For instance, Biddle wondered of the so-called Russian intelligence units behind the DNC hack, codenamed APT (Advanced Persistent Threat) 28/Fancy Bear and APT 29/Cozy Bear: "[H]ow do we even know these oddly named groups are Russian?"

He wrote:

[Private security firm] CrowdStrike co-founder Dmitri Alperovitch himself describes APT 28 as a "Russian-based threat actor" whose modus operandi "closely mirrors the strategic interests of the Russian government" and "may indicate affiliation [Russia's] Main Intelligence Department or GRU, Russia's premier military intelligence service." Security firm SecureWorks issued a report blaming Russia with "moderate confidence." What constitutes moderate confidence?
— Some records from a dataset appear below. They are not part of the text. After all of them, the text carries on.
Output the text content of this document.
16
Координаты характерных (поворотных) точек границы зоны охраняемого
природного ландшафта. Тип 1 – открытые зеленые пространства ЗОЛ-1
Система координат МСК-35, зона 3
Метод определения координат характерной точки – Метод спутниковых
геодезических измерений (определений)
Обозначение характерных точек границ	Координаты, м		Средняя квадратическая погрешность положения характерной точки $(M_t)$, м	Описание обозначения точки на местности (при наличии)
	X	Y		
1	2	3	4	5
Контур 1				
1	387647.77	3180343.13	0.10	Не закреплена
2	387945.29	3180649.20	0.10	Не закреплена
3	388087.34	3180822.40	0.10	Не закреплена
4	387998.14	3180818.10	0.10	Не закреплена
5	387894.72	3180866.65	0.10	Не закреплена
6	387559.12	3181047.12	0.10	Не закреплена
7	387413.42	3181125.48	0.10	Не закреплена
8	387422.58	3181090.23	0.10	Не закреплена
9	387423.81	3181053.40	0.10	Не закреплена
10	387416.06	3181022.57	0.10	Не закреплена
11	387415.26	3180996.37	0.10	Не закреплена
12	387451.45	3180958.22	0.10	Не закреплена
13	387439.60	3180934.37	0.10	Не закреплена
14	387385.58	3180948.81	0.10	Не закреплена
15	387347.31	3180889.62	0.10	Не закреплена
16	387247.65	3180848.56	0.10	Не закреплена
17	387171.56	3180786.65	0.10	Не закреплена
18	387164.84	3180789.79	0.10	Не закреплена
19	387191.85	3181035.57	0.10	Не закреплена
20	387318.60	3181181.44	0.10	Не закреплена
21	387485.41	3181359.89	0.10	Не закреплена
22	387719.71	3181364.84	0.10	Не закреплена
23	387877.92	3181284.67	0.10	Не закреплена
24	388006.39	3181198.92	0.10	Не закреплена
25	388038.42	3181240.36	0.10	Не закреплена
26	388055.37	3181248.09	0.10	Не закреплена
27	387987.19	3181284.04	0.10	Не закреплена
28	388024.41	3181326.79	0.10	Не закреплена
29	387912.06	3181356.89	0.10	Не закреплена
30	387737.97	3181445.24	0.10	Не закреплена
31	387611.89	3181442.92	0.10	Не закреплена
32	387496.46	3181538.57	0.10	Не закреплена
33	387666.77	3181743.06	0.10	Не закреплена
SecureWorks said it adopted the "grading system published by the U.S. Office of the Director of National Intelligence to indicate confidence in their assessments. … Moderate confidence generally means that the information is credibly sourced and plausible but not of sufficient quality or corroborated sufficiently to warrant a higher level of confidence." All of this amounts to a very educated guess, at best.

What's more, Biddle noted, "one can't be reminded enough that all of this evidence comes from private companies with a direct financial interest in making the internet seem as scary as possible, just as Lysol depends on making you believe your kitchen is crawling with E. Coli."

And considering the stakes, this "proof" just isn't enough, Biddle said.

"What we're looking at now is the distinct possibility that the United States will consider military retaliation (digital or otherwise) against Russia, based on nothing but private sector consultants and secret intelligence agency notes," he wrote. "If you care about the country enough to be angry at the prospect of election-meddling, you should be terrified of the prospect of military tensions with Russia based on hidden evidence. You need not look too far back in recent history to find an example of when wrongly blaming a foreign government for sponsoring an attack on the U.S. has tremendously backfired."

As Scahill and Schwarz said Tuesday: "Let's have the proof."

Meanwhile, Reuters reported Tuesday that the Office of the Director of National Intelligence (ODNI) "has not endorsed" the CIA's claim of Russian hacking to benefit Trump "because of a lack of conclusive evidence."

Edited to clarify the nature of the ODNI's non-endorsement.